While gay men can get married after last year’s historic Supreme Court ruling, the right to be paid to jerk off into a test tube so that a stranger might use that semen to get pregnant remains elusive. Like anti-sodomy laws, the FDA’s ban on gay sperm donors is rooted in homophobia, not science. But unlike anti-sodomy laws — which kept consensual anal sex a felony in every state before 1962, and were overturned by the Supreme Court in 2003 — the gay sperm ban is no legal vestige: It came into effect in 2005. At a moment when gay people enjoy unprecedented equality under the U.S. Constitution, it’s a quiet reminder of the stigma that’s still attached to gay bodies, one that still shapes medical policy and public opinion.
The sperm ban has its roots in the “gay blood ban” that started (more or less) when the first cases of AIDS were discovered among gay men in the early 1980s — as well as among those who had received recent blood transfusions. The FDA moved to exclude men who have sex with other men from the blood-donor pool for life. Most sperm banks applied this logic to reject gay donors as well.
But that ban was never officially on the books, since semen was never subject to the same rules as blood. Rather, the FDA decided to group semen together with other tissues such as “bones, veins, corneas [and] ligaments” when it issued new guidelines in 2005 for companies involved in tissue donation, which included a recommended ban on tissue from any man who had sex with another man in the past five years.
This might make sense when dealing with, say, a vein. Ruling out at-risk populations from the donor pool is logical when the tissue is harder to test for HIV. But sperm is frozen for six months before it’s donated so that labs can check for HIV multiple times in case it shows up months down the road. Not to mention that testing technology is more accurate than ever before, which is why scientists, activists and sperm industry officials have argued that we should just rely on labs — not population studies and risk factors — to determine, as opposed to assume, which samples have HIV.
“The part I find most offensive — and a little frightening — is that it isn’t based on good science,” Lambda Legal’s executive director said at the time. “There’s a steadily increasing trend of heterosexual transmission of HIV, and yet the FDA still has this notion that you protect people by putting gay men out of the pool.”

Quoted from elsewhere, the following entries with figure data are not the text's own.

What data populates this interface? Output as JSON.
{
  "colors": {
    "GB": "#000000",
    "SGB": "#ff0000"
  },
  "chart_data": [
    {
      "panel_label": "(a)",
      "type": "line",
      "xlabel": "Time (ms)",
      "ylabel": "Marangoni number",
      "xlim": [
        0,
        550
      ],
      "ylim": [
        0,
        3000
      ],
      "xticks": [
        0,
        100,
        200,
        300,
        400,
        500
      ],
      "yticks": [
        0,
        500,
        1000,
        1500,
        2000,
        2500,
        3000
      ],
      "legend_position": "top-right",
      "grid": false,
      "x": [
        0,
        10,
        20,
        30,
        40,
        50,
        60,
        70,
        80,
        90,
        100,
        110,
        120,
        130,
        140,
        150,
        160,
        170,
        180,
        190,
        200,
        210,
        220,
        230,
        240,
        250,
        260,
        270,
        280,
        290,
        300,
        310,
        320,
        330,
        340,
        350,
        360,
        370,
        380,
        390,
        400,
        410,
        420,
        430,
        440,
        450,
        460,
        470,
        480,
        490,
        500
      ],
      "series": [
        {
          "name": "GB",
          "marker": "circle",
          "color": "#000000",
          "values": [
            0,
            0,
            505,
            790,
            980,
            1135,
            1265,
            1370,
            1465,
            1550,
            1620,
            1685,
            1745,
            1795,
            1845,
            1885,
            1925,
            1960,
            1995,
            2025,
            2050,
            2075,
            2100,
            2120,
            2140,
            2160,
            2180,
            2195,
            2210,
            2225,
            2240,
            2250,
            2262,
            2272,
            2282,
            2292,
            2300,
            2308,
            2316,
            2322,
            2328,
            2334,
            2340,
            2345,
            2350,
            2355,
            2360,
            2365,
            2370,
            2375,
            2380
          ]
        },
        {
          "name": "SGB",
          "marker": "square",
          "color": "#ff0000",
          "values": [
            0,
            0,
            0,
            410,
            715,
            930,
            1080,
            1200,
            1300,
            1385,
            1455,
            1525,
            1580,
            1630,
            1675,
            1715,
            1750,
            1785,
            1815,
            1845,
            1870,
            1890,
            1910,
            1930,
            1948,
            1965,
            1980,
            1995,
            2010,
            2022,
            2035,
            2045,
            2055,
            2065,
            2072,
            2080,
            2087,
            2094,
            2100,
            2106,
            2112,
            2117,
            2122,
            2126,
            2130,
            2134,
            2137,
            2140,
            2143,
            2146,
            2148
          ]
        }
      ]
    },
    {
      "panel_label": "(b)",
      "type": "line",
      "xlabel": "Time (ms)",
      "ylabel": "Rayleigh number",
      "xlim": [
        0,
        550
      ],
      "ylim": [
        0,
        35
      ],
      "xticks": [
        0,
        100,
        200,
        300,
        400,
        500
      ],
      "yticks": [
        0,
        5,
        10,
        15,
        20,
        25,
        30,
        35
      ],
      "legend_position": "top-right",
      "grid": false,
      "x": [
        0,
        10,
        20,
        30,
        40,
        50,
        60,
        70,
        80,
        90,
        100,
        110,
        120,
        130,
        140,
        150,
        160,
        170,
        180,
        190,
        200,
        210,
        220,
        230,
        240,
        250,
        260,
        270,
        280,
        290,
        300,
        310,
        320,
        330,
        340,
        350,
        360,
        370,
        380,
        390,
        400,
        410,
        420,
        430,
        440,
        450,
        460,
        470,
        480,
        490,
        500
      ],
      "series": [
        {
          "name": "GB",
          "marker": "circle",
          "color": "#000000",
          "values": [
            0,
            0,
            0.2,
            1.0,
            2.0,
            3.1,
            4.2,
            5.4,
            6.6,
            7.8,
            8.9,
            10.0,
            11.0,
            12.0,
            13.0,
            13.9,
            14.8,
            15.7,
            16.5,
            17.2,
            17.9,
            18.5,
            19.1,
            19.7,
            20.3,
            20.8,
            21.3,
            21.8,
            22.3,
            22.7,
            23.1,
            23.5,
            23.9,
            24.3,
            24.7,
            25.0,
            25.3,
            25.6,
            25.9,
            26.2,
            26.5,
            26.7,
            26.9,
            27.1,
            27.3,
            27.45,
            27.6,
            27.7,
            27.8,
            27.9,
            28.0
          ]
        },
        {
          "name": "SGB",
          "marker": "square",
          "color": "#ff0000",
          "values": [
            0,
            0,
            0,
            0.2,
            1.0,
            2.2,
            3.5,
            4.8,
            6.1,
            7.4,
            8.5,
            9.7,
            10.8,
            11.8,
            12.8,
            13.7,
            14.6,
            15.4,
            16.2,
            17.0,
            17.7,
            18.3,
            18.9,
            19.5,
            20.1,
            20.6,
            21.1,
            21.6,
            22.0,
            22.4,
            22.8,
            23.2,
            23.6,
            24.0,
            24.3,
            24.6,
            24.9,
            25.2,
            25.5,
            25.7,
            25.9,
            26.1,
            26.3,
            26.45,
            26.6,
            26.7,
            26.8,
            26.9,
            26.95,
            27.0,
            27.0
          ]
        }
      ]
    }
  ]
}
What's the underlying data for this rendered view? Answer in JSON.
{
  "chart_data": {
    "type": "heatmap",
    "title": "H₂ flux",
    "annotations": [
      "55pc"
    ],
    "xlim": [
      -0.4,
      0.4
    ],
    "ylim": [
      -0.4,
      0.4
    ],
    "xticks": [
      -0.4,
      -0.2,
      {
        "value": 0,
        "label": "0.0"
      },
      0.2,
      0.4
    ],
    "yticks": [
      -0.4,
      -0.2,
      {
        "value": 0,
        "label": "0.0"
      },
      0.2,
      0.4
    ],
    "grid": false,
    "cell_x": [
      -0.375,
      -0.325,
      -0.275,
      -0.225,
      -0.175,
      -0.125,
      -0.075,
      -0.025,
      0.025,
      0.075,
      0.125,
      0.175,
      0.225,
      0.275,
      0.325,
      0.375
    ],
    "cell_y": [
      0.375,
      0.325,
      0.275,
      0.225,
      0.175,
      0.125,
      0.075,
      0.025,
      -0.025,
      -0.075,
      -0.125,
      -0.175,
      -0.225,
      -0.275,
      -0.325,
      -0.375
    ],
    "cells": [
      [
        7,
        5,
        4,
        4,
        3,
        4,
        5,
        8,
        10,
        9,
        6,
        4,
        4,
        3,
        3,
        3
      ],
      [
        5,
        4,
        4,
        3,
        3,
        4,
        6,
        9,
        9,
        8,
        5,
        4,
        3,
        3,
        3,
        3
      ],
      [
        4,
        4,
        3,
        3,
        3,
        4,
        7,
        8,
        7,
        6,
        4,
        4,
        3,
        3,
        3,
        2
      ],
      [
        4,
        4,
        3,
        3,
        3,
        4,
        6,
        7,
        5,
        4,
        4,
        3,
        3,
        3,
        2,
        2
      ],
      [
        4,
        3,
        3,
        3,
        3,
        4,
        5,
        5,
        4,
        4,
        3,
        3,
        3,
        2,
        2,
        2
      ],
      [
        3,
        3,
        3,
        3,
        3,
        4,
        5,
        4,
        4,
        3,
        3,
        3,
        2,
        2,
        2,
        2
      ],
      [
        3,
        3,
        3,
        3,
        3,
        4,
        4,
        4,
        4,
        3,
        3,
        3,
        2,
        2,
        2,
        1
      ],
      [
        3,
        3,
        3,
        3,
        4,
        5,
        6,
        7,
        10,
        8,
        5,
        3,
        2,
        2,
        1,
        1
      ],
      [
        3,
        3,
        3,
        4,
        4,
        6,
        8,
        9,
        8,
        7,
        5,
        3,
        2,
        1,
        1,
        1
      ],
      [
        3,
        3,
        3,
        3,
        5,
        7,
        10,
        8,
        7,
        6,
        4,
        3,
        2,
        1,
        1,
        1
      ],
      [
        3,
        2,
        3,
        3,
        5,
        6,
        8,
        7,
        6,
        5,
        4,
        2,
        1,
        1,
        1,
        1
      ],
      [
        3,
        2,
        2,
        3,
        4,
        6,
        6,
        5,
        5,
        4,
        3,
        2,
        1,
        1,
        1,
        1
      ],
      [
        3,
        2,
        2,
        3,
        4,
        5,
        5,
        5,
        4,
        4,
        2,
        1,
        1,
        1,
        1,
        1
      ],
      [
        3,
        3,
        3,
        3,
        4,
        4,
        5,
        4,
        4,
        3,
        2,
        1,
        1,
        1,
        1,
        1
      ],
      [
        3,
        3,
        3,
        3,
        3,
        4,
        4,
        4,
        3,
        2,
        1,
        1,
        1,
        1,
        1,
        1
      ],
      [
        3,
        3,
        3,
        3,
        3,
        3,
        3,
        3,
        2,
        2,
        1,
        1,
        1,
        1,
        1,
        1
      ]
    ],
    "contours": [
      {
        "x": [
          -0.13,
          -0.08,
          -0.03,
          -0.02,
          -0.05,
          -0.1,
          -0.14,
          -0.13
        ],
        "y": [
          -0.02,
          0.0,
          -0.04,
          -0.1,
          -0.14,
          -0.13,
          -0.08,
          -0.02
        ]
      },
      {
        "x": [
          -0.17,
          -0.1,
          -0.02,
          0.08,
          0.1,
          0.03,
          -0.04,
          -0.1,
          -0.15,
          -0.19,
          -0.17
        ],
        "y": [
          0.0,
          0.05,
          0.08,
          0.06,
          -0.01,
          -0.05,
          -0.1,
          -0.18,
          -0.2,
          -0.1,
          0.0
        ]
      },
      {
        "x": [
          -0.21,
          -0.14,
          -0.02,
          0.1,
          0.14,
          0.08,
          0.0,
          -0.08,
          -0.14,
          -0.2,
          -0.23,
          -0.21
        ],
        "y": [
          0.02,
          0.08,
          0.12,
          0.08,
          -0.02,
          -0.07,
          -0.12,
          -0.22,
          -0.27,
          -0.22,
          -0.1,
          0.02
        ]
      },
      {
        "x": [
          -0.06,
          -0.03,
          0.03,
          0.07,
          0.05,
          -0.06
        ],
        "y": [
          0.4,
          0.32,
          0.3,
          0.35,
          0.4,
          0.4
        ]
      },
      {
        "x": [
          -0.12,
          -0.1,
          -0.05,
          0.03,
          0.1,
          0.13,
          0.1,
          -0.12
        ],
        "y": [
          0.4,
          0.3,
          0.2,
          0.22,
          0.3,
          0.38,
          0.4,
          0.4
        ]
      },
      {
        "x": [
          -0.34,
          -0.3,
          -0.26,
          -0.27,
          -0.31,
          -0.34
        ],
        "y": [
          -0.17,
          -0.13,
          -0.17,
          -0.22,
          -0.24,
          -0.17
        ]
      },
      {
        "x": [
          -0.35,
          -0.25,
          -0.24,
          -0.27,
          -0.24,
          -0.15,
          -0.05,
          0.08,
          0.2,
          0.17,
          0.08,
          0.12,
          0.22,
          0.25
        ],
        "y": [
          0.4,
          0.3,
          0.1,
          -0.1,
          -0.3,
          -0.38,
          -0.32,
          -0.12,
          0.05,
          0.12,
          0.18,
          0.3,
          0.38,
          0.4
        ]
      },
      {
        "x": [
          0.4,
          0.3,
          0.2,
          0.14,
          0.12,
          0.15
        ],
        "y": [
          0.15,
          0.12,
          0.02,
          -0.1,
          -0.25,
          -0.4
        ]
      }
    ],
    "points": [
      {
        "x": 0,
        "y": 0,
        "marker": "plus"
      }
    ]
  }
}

The FDA admitted as much at the time. One document plainly stated: “The FDA is very much aware that strict exclusion policies eliminate some safe donors,” i.e., gay men who practice safe sex. But it’s hard to view those policies as “strict” when the FDA gladly welcomes semen from straight men with risky sex lives: “[A] heterosexual man who had unprotected sex with HIV-positive prostitutes would be okay as a donor one year later, but a gay man in a monogamous, safe-sex relationship is not okay unless he’s been celibate for five years,” said Leland Traiman, who directed an Oakland clinic that kept serving gay donors in opposition to the ban (without, it should be noted, health issues or accidental transmissions of HIV).
A decade later, few people are talking about the ban, likely because it mostly affects gay men who’d want to donate sperm anonymously (which isn’t the lucrative experience it was once made out to be). Gay men who want to be sperm donors can give sperm to their friends; they just can’t donate it to strangers at a bank. And in the absence of public pressure, the FDA is unlikely to do much about it. Though it was hailed as progress in 2014 when the FDA moved to abandon the lifelong ban on blood from gay donors, the new rules are still as conservative as the ones for semen, with a required five-year abstinence period.
It seems to be a weird workaround toward discrimination. To critics, the FDA can say, “What blood or semen ban? We’re totally cool with the fluids of gay men!” Just so long as they stop doing the very activity which defines them as gay.